All those numbers are bogus as they haven't been updated to include the merger. They have shares outstanding of 53MM. Those are all the old HOC numbers. Even TDameritrade has the same numbers. That's why this stock is trading wildly as no one has sat down to post what the real numbers are yet. Once they report, the numbers will then be official + we should see better clarity + hopefully to Pre's point, less volatility.
I had some of the same thoughts Mario. WNR payed a huge premium to buy their now defunct terminal. 1 Bill in liabilities. Only the short interest and random pumping articles to raise the price with secondary looming. CVI more promising. Great locations to cheaper stock and fertilizer which could be sold off easy. The BoA/Merrill downgrade was a joke based on current evaluation and assumed WTI/Spread spread would narrow. I think not! Brent fields are too mature and will take another 4-5 years to increase production to compensate for the decline in the matureing fields. 3 new rigs arn't planned for production until 2015. These must be complex rigs as well. Korean made. Bottom line, the whole refining landscape is changing. COP announced splitting its refining group. Chevron and exxon will eventually. The way it may unfold...new mega refinery groups which will eventually compete with VLO. Maybe 3 big boys left standing with HFC as prime realestate. No one knows how to value them at this point, and I'm not sure why. I believe your estimates are close if you exclude the one time payment frontier gave out added in. Debt rating improvement as well. So many opinions regarding cheap WTI spread eventually reversing. No new pipeline for at least 18 months and VLO just stated that they are spending mega millions on a train terminal for 30,000 bpd from the Bakken to Washington state. If the spread was going to be changing that quickly, I don't think they would be investing in such expenditures. Just thinking... HFC is undervalued, but when it starts to run, I believe 80 will be taken out very quickly. No debt, operational effeciencies at holly's OK refinery just starting to reep the benefits in the 3rd Q and prime complex refineries that can take advantage of cheap feed stock. This is a giant cash cow in the making. The slightest rebound in the 3rd Q, were set for another 30 points from here. Absent a catestrophic event, were in good shape.

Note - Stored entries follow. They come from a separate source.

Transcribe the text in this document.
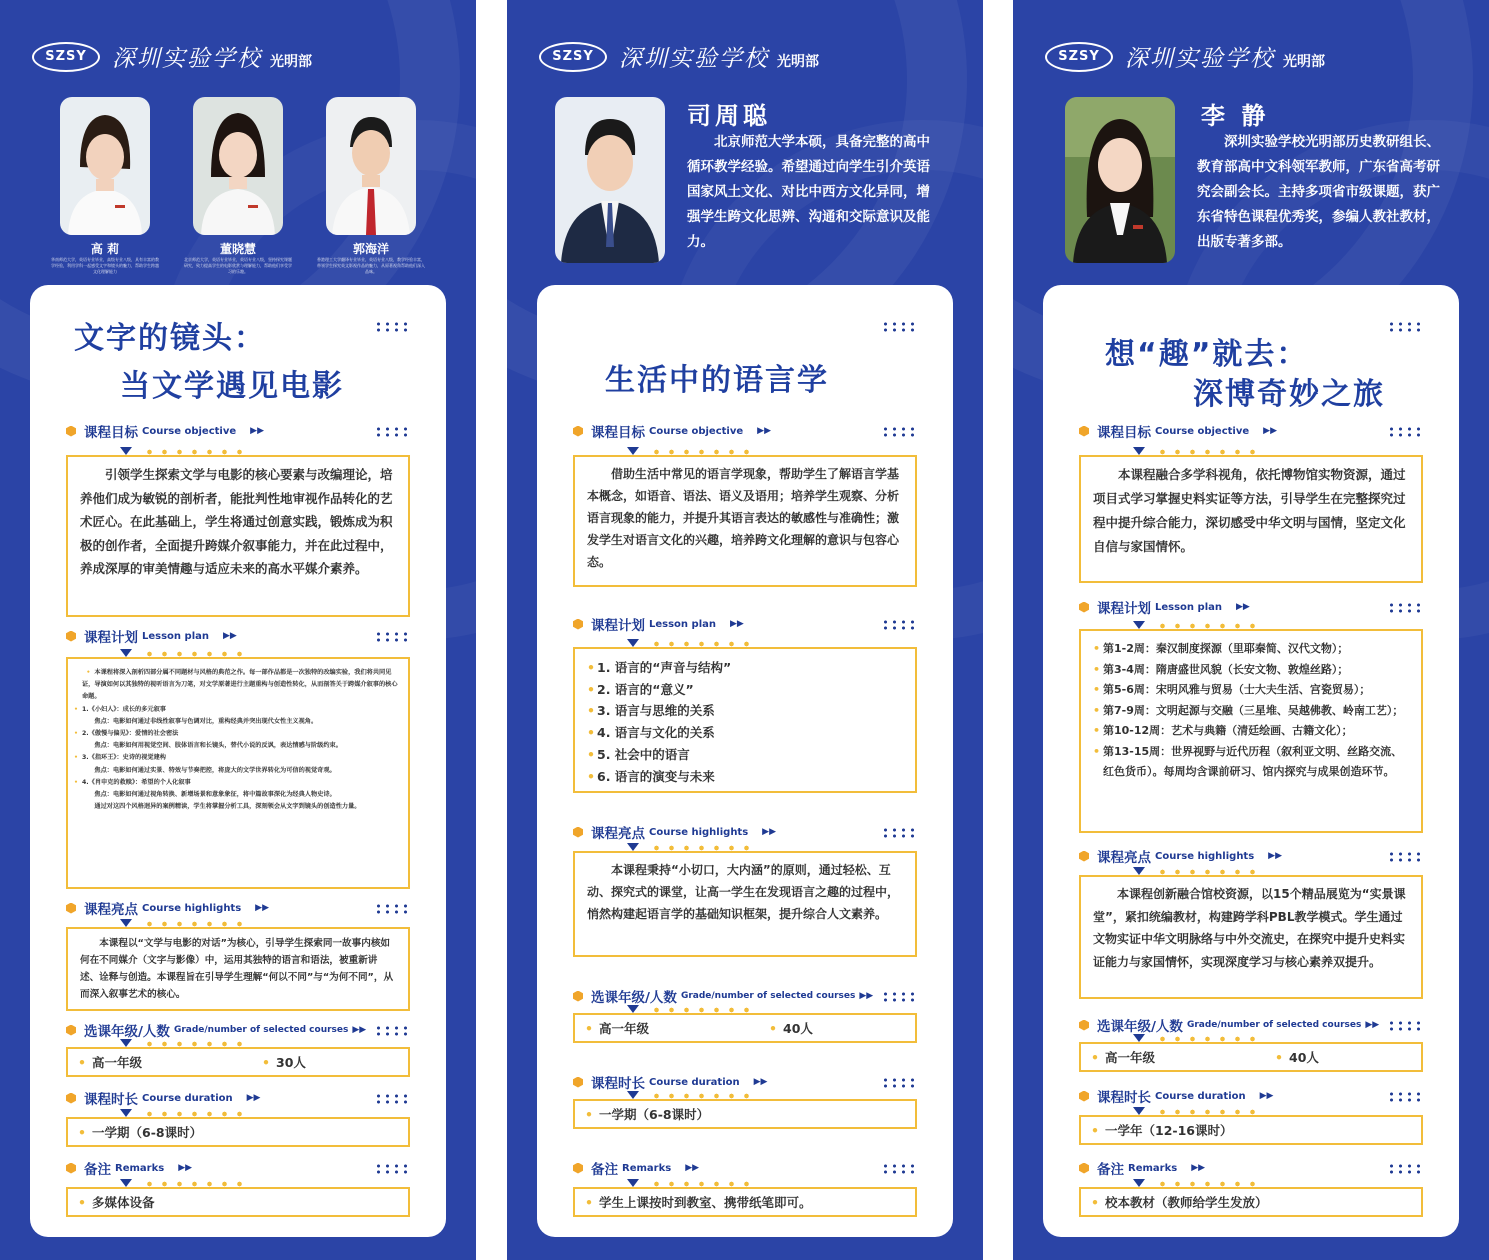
SZSY	深圳实验学校 光明部
高 莉
华南师范大学，英语专业毕业，高级专业八级，具有丰富的教学经验，利用学科一起感受文字和镜头的魅力，帮助学生跨越文化理解能力
董晓慧
北京师范大学，英语专业毕业，英语专业八级，坚持探究课题研究，致力提高学生的电影欣赏与理解能力，帮助他们享受学习的乐趣。
郭海洋
香港理工大学翻译专业毕业，英语专业八级，教学经验丰富，带领学生探究英文影视作品的魅力，从原著视角帮助他们深入品味。
文字的镜头：
当文学遇见电影
课程目标 Course objective ▶▶
引领学生探索文学与电影的核心要素与改编理论，培养他们成为敏锐的剖析者，能批判性地审视作品转化的艺术匠心。在此基础上，学生将通过创意实践，锻炼成为积极的创作者，全面提升跨媒介叙事能力，并在此过程中，养成深厚的审美情趣与适应未来的高水平媒介素养。
课程计划 Lesson plan ▶▶
• 本课程将深入剖析四部分属不同题材与风格的典范之作。每一部作品都是一次独特的改编实验，我们将共同见证，导演如何以其独特的视听语言为刀笔，对文学原著进行主题重构与创造性转化，从而剖答关于跨媒介叙事的核心命题。
• 1.《小妇人》：成长的多元叙事
焦点：电影如何通过非线性叙事与色调对比，重构经典并突出现代女性主义视角。
• 2.《傲慢与偏见》：爱情的社会密法
焦点：电影如何用视觉空间、肢体语言和长镜头，替代小说的反讽，表达情感与阶级约束。
• 3.《指环王》：史诗的视觉建构
焦点：电影如何通过实景、特效与节奏把控，将庞大的文学世界转化为可信的视觉奇观。
• 4.《肖申克的救赎》：希望的个人化叙事
焦点：电影如何通过视角转换、新增场景和意象象征，将中篇故事深化为经典人物史诗。
通过对这四个风格迥异的案例精读，学生将掌握分析工具，深刻领会从文字到镜头的创造性力量。
课程亮点 Course highlights ▶▶
本课程以“文学与电影的对话”为核心，引导学生探索同一故事内核如何在不同媒介（文字与影像）中，运用其独特的语言和语法，被重新讲述、诠释与创造。本课程旨在引导学生理解“何以不同”与“为何不同”，从而深入叙事艺术的核心。
选课年级/人数 Grade/number of selected courses ▶▶
• 高一年级	• 30人
课程时长 Course duration ▶▶
• 一学期（6-8课时）
备注 Remarks ▶▶
• 多媒体设备
SZSY	深圳实验学校 光明部
司周聪
北京师范大学本硕，具备完整的高中循环教学经验。希望通过向学生引介英语国家风土文化、对比中西方文化异同，增强学生跨文化思辨、沟通和交际意识及能力。
生活中的语言学
课程目标 Course objective ▶▶
借助生活中常见的语言学现象，帮助学生了解语言学基本概念，如语音、语法、语义及语用；培养学生观察、分析语言现象的能力，并提升其语言表达的敏感性与准确性；激发学生对语言文化的兴趣，培养跨文化理解的意识与包容心态。
课程计划 Lesson plan ▶▶
• 1. 语言的“声音与结构”
• 2. 语言的“意义”
• 3. 语言与思维的关系
• 4. 语言与文化的关系
• 5. 社会中的语言
• 6. 语言的演变与未来
课程亮点 Course highlights ▶▶
本课程秉持“小切口，大内涵”的原则，通过轻松、互动、探究式的课堂，让高一学生在发现语言之趣的过程中，悄然构建起语言学的基础知识框架，提升综合人文素养。
选课年级/人数 Grade/number of selected courses ▶▶
• 高一年级	• 40人
课程时长 Course duration ▶▶
• 一学期（6-8课时）
备注 Remarks ▶▶
• 学生上课按时到教室、携带纸笔即可。
SZSY	深圳实验学校 光明部
李 静
深圳实验学校光明部历史教研组长、教育部高中文科领军教师，广东省高考研究会副会长。主持多项省市级课题，获广东省特色课程优秀奖，参编人教社教材，出版专著多部。
想“趣”就去：
深博奇妙之旅
课程目标 Course objective ▶▶
本课程融合多学科视角，依托博物馆实物资源，通过项目式学习掌握史料实证等方法，引导学生在完整探究过程中提升综合能力，深切感受中华文明与国情，坚定文化自信与家国情怀。
课程计划 Lesson plan ▶▶
• 第1-2周：秦汉制度探源（里耶秦简、汉代文物）；
• 第3-4周：隋唐盛世风貌（长安文物、敦煌丝路）；
• 第5-6周：宋明风雅与贸易（士大夫生活、宫瓷贸易）；
• 第7-9周：文明起源与交融（三星堆、吴越佛教、岭南工艺）；
• 第10-12周：艺术与典籍（清廷绘画、古籍文化）；
• 第13-15周：世界视野与近代历程（叙利亚文明、丝路交流、红色货币）。每周均含课前研习、馆内探究与成果创造环节。
课程亮点 Course highlights ▶▶
本课程创新融合馆校资源，以15个精品展览为“实景课堂”，紧扣统编教材，构建跨学科PBL教学模式。学生通过文物实证中华文明脉络与中外交流史，在探究中提升史料实证能力与家国情怀，实现深度学习与核心素养双提升。
选课年级/人数 Grade/number of selected courses ▶▶
• 高一年级	• 40人
课程时长 Course duration ▶▶
• 一学年（12-16课时）
备注 Remarks ▶▶
• 校本教材（教师给学生发放）
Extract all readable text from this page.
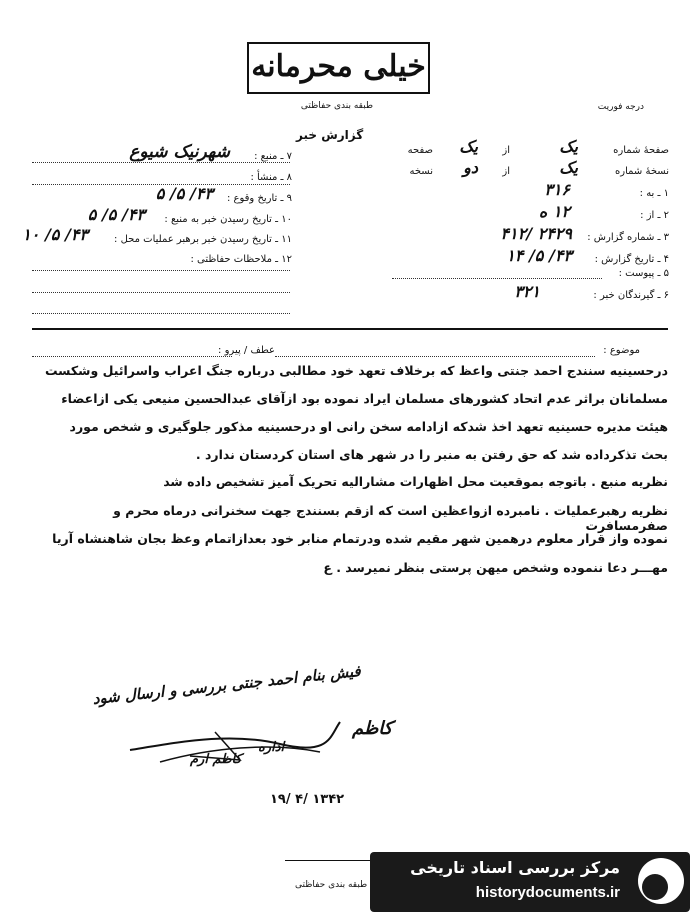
خیلی محرمانه
طبقه بندی حفاظتی	درجه فوریت
گزارش خبر
صفحهٔ شماره
یک
از
یک
صفحه
نسخهٔ شماره
یک
از
دو
نسخه
۱ ـ به :
۳۱۶
۲ ـ از :
۱۲ ه
۳ ـ شماره گزارش :
۴۱۲/ ۲۴۲۹
۴ ـ تاریخ گزارش :
۱۴ /۵ /۴۳
۵ ـ پیوست :
۶ ـ گیرندگان خبر :
۳۲۱
۷ ـ منبع :
شهرنیک شیوع
۸ ـ منشأ :
۹ ـ تاریخ وقوع :
۵ /۵ /۴۳
۱۰ ـ تاریخ رسیدن خبر به منبع :
۵ /۵ /۴۳
۱۱ ـ تاریخ رسیدن خبر برهبر عملیات محل :
۱۰ /۵ /۴۳
۱۲ ـ ملاحظات حفاظتی :
موضوع :
عطف / پیرو :
درحسینیه سنندج احمد جنتی واعظ که برخلاف تعهد خود مطالبی درباره جنگ اعراب واسرائیل وشکست
مسلمانان براثر عدم اتحاد کشورهای مسلمان ایراد نموده بود ازآقای عبدالحسین منیعی یکی ازاعضاء
هیئت مدیره حسینیه تعهد اخذ شدکه ازادامه سخن رانی او درحسینیه مذکور جلوگیری و شخص مورد
بحث تذکرداده شد که حق رفتن به منبر را در شهر های استان کردستان ندارد .
نظریه منبع . باتوجه بموقعیت محل اظهارات مشارالیه تحریک آمیز تشخیص داده شد
نظریه رهبرعملیات . نامبرده ازواعظین است که ازقم بسنندج جهت سخنرانی درماه محرم و صفرمسافرت
نموده واز قرار معلوم درهمین شهر مقیم شده ودرتمام منابر خود بعدازاتمام وعظ بجان شاهنشاه آریا
مهـــر دعا ننموده وشخص میهن پرستی بنظر نمیرسد . ع
فیش بنام احمد جنتی بررسی و ارسال شود
کاظم
اداره
کاظم ارم
۱۹/ ۴/ ۱۳۴۲
طبقه بندی حفاظتی
مرکز بررسی اسناد تاریخی
historydocuments.ir
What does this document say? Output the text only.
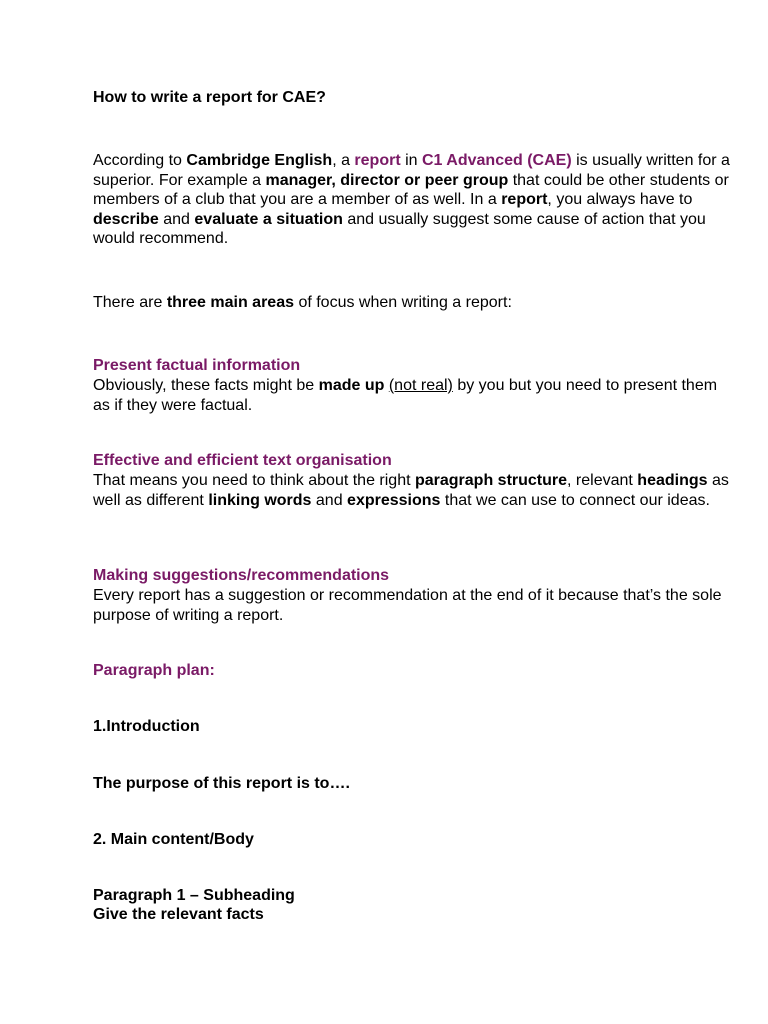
How to write a report for CAE?
According to Cambridge English, a report in C1 Advanced (CAE) is usually written for a superior. For example a manager, director or peer group that could be other students or members of a club that you are a member of as well. In a report, you always have to describe and evaluate a situation and usually suggest some cause of action that you would recommend.
There are three main areas of focus when writing a report:
Present factual information
Obviously, these facts might be made up (not real) by you but you need to present them as if they were factual.
Effective and efficient text organisation
That means you need to think about the right paragraph structure, relevant headings as well as different linking words and expressions that we can use to connect our ideas.
Making suggestions/recommendations
Every report has a suggestion or recommendation at the end of it because that’s the sole purpose of writing a report.
Paragraph plan:
1.Introduction
The purpose of this report is to….
2. Main content/Body
Paragraph 1 – Subheading
Give the relevant facts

CS first boston initiated HFC with buy and $95target this week.
They see HFC generating FCF thru 2014 equal to 50% of their capitalization.
They expect a significant portion of this cash flow to be returned to shareholders. Little additional acquisitions expected given the synergies of Merger yet to be realized, thus again focusing FCF to direction of shareholders.
Shares trade at 6 x their estimate of 2012 earnings, and they state the share are trading as if at the bottom of a cycle in business, more akin to recession lows.
I would look for heads to turn when they see the outsized quarterly earnings of over $3/SH, almost 200% up from last year.
First Boston sees CVI priced even cheaper than HFC on EBiTDA basis, but the single refinery concentration is a risk with CVI, and their overall operations are less diversified...hence they appear more likely to use cash flow for asset purchases.
They see VLO very cheap, but I'm inclined to believe the mid-continent refiners are in the cats bird seat, and will be so thru 2013, by which time their Cash generation will have been mind bending.